Sorunlarınızın Ankara’da takipçisi olmaya devam ediyorum. Bu sefer yaz aylarında hayatımızı çekilmez hale getiren “kelebek” saldırısının peşine düştüm. Gıda Tarım ve Hayvancılık Bakanlığı’na değişik vesilelerle sorular sordum, Bakanlık yetkilileri ve uzmanlarla görüştüm, en son Sayın Bakan’a yazılı sorular yönelttim. Ekteki evraklardan da anlaşılacağı gibi; Mayıs ayından başlayıp Ekim ortalarına kadar Karadeniz insanının hayatını çekilmez hale getiren kelebek (Ricania Simulas) istilası ile ilgili “yapılacak bir şey yok, bekleyin” denilmektedir.
Maalesef; Karadeniz Tarımsal Araştırma Enstitüsü, üniversiteler, ÇAYKUR, Çay Araştırma Enstitüsü, Ziraat Odaları ve Tarım İl Müdürlükleri çalışmışlar, araştırmalar yapmışlar ve zararlının “tanımı, biyolojisi, yayılışı, doğal düşmanları ve konukçuları” belirlenmiş ama mücadele konusunda henüz bir şey yapılamamıştır. Bu kabul edilemez.
Bakanlık; bundan sonra biyolojik mücadele ve biyoteknik (tuzak) mücadele kapsamında çalışmaların sürdürüleceğini ifade ediyor. Ama bunların nasıl olacağı, bu mücadeleyi kimin yapacağı konusunda bir bilgi verilmiyor.
Aslında Bakanlığın cevabındaki “özellikle aile ihtiyacına yönelik olarak yetiştirilen sebzelerde (Fasulye, hıyar gibi) ve kivi bitkisinde kısmen zarara neden olmaktadır” denilerek, yetkililerin, bu tehlikenin ne anlama geldiğini bilmediklerini ya da konuyu ciddiye almadıklarını anlıyoruz.

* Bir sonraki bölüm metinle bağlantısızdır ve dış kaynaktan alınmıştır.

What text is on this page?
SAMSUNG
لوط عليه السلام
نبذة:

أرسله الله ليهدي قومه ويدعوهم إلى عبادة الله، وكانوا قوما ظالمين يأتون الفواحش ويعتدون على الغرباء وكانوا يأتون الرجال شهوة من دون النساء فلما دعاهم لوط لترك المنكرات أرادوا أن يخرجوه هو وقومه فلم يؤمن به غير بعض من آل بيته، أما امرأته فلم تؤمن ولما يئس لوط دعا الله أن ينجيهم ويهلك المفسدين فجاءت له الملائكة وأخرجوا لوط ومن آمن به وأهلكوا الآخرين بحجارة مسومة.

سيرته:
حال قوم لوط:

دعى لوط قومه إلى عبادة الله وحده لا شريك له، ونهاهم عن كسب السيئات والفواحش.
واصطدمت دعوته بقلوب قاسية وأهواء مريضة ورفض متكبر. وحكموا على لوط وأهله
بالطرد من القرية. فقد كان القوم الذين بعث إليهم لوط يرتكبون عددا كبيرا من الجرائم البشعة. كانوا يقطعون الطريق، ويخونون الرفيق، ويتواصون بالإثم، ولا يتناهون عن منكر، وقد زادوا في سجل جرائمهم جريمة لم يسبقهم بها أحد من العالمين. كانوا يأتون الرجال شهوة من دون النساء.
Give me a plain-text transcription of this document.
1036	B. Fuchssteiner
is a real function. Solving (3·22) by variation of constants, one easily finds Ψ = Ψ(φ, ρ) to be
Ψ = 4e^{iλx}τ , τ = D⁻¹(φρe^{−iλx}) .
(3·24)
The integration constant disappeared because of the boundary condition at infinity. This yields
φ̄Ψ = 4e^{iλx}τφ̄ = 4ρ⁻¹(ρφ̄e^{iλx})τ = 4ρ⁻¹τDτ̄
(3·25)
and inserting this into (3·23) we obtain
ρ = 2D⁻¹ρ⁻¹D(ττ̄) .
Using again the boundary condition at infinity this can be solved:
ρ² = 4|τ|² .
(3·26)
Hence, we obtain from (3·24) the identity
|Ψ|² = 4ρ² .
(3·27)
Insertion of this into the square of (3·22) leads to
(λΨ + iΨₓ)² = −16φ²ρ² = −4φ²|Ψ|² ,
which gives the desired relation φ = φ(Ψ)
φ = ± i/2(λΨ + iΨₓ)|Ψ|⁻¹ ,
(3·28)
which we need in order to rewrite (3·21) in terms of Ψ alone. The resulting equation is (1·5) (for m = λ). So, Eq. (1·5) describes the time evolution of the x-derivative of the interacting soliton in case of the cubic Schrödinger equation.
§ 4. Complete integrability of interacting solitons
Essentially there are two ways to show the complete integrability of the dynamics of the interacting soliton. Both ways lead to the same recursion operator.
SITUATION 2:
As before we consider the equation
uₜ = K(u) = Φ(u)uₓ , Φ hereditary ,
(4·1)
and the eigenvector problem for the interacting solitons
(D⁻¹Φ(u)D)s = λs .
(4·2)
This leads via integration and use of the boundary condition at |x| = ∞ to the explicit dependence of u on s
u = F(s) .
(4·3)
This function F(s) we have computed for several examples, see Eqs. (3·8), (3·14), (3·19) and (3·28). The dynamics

Böyle değil Sevgili Hemşerilerim; bu zararlı giderek çoğalmaktadır ve fasulyeden kiviyi, salatalıktan incire, mısırdan domates ve karayemişe kadar bölgede yetişen tüm meyve ve sebzelere zarar vermektedir. Dahası; zararlı diğer yeşillikleri kuruttuktan sonra Eylül-Ekim aylarında eğrelti otundan dikene kadar tüm bitkilere musallat olmaktadır. Çay bitkisine zarar vermediği ifade edilmekte ama çay bitkisini yoğun bir şekilde sardığını biliyoruz. Yetkililer; bazı kuş ve karınca türlerinin bu zararlıları ortadan kaldıracağını tahmin ettiklerini söylüyorlar ama bu sadece bir tahmindir.
Korkulur ki, bu zararlı bölgenin tüm biyolojik dengelerini bozacak, bölgeye özel olan birçok meyve, sebze ve diğer bitkileri yok edecektir. En azından böyle bir ihtimal vardır. Unutmayalım; yıllar önce bölgeyi saran beyazsinek istilası özellikle Rize’ye özel olan narenciye türlerini yok etmiştir.
Hiç kuşku yok ki, böylesine tek tek insanların gücünü aşan konularda çözüm üretecek ve gereğini yapacak olan devlettir; devlet yetkililerini konuyu ciddiye almaları için uyarmaya, baskı yapmaya devam edelim.